À data em que enviou a tese para o congresso, Medeiros Ferreira vivia exilado na Suíça e tinha integrado o Grupo Revolução Socialista e a revista Polémica, em que ele era o único que não era ex-comunista, como António Barreto ou Eurico Figueiredo. A sua reflexão, como a de Manuel Lucena, também colaborador da Polémica, estava mais próxima de um socialismo radical do que do esquerdismo predominantemente maoísta, e acompanhava uma mudança de temas e análises que veio a permitir uma renovação do pensamento da oposição. O PCP contrariava como podia estas “inovações” esquerdistas, usando alguns dos seus intelectuais nesse combate, como Vital Moreira escrevendo sobre Marcuse, ou Sottomayor Cardia discutindo o “pensamento de Ulianov”, ou seja, Lenine para efeitos de censura.

Foi neste contexto que se realizou o Congresso da Oposição Democrática e, se abstrairmos destas mitologias heróicas, podemos dar-lhe a sua verdadeira dimensão como acto de resistência e coragem, face a um regime que ninguém pensava que iria acabar um ano depois. 


* Mário Matos e Lemos publicou em carta ao Público uma "correcção" a um suposto "erro" meu  sobre a questão da mudança de nome de Congresso Republicano para Congresso da Oposição Democrática. A carta é a seguinte:
No seu artigo de sábado, o dr. José Pacheco Pereira cometeu um estranho erro: afirma que o III Congresso da Oposição Democrática se chamou assim, e não Republicano, como os dois anteriores, por imposição do Governo para fins propagandísticos. Ora, o dr. Pacheco Pereira sabe perfeitamente – e se se tivesse esquecido, na sessão comemorativa houve quem o referisse – que o nome mais genérico de oposição democrática foi uma imposição dos opositores monárquicos que queriam participar e que não o fariam num congresso que se denominasse simplesmente republicano.
Se o Público me tivesse enviado com antecedência a carta, como é curial nestes casos, eu teria de imediato referido o que acontecera e as minhas fontes. A versão sobre o nome do Congresso que conhecia era idêntica à de Mário Matos e Lemos: que tal se devia à necesidade de permitir a presença dos monárquicos na reunião.
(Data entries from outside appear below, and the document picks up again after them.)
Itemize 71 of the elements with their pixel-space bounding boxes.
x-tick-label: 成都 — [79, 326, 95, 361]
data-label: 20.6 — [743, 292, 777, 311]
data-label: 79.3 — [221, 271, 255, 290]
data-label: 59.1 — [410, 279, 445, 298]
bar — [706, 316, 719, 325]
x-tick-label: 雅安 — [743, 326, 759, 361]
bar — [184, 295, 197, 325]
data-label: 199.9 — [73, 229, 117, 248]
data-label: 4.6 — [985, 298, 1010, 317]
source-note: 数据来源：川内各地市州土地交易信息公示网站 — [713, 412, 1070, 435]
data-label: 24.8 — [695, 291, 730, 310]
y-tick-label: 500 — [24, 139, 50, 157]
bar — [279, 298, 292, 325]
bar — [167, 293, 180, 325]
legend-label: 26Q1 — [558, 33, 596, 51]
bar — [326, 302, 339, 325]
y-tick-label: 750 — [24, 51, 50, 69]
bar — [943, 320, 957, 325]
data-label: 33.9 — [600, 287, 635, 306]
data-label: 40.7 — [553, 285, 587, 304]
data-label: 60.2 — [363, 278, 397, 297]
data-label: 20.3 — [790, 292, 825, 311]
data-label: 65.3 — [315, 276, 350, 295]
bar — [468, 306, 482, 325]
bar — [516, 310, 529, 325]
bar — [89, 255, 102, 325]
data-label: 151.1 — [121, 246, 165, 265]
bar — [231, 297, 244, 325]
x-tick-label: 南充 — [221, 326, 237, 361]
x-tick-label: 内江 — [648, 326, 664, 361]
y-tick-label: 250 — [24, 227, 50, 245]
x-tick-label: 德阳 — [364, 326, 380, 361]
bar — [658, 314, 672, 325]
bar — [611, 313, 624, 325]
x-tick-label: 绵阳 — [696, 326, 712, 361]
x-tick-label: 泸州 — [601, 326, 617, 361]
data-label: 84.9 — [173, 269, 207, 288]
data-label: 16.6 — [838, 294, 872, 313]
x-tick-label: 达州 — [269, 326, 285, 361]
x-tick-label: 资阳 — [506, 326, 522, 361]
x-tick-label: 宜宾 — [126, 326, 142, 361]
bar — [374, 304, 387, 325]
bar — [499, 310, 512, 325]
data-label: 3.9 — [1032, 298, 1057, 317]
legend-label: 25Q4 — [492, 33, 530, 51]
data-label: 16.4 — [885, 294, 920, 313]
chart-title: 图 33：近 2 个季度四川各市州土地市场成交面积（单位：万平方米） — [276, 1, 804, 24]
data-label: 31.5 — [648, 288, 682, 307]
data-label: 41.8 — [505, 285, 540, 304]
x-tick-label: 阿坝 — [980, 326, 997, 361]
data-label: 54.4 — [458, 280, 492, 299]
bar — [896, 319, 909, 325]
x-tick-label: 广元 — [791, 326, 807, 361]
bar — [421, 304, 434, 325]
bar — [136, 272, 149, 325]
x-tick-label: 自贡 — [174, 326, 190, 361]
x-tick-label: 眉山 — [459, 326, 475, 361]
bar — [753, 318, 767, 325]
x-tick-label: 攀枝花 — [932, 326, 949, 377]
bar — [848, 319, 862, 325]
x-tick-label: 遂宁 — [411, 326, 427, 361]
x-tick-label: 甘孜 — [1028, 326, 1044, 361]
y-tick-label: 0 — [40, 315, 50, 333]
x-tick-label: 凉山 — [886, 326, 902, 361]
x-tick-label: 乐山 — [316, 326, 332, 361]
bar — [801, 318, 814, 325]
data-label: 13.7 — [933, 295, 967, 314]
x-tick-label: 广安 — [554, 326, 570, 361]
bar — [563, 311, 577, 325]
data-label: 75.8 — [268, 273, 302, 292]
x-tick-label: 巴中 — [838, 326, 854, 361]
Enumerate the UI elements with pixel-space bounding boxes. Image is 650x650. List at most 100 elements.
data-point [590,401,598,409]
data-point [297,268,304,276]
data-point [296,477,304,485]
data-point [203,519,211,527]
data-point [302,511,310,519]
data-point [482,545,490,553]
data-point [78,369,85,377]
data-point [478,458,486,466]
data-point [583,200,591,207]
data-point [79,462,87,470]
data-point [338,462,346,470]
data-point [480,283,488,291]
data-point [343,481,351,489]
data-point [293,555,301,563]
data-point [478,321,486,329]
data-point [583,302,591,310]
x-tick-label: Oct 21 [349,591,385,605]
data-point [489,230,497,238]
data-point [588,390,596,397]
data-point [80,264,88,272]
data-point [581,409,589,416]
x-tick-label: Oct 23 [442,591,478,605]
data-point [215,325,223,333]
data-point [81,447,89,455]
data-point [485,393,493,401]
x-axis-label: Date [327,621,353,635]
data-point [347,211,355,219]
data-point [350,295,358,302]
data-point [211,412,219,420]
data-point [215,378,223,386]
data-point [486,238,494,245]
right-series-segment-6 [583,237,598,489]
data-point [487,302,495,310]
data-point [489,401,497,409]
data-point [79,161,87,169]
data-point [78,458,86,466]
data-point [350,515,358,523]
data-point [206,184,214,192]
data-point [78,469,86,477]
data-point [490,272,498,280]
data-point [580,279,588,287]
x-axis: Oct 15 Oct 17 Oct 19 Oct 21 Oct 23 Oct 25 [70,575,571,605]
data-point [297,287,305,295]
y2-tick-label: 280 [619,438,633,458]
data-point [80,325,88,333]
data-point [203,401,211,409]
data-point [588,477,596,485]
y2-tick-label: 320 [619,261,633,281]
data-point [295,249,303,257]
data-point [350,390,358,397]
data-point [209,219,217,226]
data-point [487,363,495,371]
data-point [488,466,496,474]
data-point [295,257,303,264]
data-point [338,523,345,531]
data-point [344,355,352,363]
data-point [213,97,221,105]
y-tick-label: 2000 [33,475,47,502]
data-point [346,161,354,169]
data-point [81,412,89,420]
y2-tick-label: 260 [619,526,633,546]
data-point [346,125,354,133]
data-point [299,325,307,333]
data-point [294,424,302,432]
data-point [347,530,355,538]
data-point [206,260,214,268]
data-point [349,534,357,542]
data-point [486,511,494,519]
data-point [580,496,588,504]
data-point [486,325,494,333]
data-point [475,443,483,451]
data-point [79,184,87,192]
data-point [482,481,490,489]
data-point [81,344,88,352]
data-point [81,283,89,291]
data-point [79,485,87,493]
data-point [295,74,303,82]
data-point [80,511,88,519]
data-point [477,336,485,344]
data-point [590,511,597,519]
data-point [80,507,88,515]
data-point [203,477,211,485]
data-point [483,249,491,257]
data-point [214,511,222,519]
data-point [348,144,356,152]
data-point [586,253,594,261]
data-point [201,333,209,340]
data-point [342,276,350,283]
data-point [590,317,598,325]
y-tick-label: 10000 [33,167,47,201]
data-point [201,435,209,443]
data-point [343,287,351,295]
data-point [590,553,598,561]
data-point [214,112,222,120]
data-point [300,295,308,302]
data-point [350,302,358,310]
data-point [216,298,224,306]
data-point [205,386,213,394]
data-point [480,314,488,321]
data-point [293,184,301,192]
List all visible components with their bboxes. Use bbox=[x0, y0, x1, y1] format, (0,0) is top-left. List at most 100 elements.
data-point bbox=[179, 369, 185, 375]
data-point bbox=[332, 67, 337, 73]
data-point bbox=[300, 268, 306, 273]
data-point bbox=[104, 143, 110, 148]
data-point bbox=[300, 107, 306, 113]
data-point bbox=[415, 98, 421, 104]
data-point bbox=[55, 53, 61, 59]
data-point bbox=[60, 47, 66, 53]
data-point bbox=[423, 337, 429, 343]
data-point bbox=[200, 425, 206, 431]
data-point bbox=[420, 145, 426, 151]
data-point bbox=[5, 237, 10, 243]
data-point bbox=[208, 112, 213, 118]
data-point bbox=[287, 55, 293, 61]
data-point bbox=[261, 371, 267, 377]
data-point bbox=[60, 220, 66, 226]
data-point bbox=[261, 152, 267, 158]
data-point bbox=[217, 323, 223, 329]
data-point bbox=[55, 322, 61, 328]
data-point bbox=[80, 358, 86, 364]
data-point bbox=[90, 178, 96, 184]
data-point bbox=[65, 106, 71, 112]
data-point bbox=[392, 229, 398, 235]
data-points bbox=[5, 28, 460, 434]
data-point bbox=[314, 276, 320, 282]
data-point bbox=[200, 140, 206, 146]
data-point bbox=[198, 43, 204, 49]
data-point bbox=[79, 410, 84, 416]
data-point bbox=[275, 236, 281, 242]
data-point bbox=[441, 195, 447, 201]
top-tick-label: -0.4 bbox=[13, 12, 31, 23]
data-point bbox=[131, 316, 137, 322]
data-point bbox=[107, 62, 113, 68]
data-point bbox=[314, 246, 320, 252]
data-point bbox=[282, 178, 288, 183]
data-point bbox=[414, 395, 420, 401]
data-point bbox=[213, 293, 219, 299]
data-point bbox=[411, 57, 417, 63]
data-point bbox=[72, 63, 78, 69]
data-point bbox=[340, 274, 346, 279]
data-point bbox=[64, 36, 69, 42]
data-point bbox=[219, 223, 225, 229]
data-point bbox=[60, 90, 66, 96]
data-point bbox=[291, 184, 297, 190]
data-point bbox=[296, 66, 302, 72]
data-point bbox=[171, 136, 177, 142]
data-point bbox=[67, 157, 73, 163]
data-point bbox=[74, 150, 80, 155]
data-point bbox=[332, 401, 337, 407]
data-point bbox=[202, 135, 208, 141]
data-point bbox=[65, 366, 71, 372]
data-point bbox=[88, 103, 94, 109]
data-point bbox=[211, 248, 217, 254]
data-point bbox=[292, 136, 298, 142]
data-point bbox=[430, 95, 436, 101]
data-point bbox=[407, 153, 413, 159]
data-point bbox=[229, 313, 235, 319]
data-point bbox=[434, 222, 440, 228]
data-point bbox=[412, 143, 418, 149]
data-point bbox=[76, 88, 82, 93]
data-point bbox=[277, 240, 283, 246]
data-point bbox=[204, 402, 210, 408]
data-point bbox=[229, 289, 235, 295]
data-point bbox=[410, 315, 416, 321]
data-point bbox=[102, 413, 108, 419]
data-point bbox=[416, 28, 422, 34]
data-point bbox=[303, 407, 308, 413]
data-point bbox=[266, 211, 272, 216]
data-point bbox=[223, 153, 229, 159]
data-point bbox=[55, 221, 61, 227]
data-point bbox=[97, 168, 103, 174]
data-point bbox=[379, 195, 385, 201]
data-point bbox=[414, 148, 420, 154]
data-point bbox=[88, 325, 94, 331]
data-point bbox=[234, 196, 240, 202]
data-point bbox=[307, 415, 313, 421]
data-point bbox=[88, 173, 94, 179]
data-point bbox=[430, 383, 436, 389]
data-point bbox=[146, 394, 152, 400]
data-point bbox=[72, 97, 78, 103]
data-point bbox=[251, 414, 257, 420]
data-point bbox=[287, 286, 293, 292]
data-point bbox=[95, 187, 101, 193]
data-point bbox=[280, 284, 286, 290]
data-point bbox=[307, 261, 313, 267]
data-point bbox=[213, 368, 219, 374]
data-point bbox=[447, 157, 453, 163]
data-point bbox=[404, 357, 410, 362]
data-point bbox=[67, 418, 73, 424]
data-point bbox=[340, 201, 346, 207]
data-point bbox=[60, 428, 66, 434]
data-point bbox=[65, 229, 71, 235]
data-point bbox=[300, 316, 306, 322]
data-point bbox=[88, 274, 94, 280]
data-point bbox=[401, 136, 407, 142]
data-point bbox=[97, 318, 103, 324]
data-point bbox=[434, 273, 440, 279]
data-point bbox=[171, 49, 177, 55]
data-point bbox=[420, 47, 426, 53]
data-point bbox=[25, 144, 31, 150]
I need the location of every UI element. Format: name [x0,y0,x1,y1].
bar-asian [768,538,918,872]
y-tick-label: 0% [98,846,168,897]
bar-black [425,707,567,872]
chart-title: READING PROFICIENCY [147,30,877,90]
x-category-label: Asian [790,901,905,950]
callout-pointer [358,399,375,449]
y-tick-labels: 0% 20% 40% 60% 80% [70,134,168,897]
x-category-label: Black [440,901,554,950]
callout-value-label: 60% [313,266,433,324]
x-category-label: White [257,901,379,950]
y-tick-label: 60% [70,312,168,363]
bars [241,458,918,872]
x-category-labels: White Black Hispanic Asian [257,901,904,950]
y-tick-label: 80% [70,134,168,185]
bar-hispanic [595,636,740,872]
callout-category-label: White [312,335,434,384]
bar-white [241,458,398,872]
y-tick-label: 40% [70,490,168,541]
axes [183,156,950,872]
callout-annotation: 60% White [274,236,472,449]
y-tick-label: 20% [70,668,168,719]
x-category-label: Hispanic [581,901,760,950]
Sucede que nas intervenções de Flávio Sardo e António Neto Brandão, ambos com um papel decisivo na organização do Congresso e nas negociações em 1973 com o Governador Civil de Aveiro Vale Guimarães, foi exposto de forma inequívoca  o modo como tal exigência de mudança de nome fora feita, dentro de uma estratégia governamental de usar o Congresso para mostrar às opiniões públicas estrangeiras, através dos jornalistas com quem o SNI patrocinou uma reunião, que em Portugal havia uma oposição que podia actuar em legalidade nos anos eleitorais. Como se tratava de testemunhos na primeira pessoa, pareceu-me de aceitar esta versão, tanto mais que a presença de monárquicos no Congresso foi bastante residual.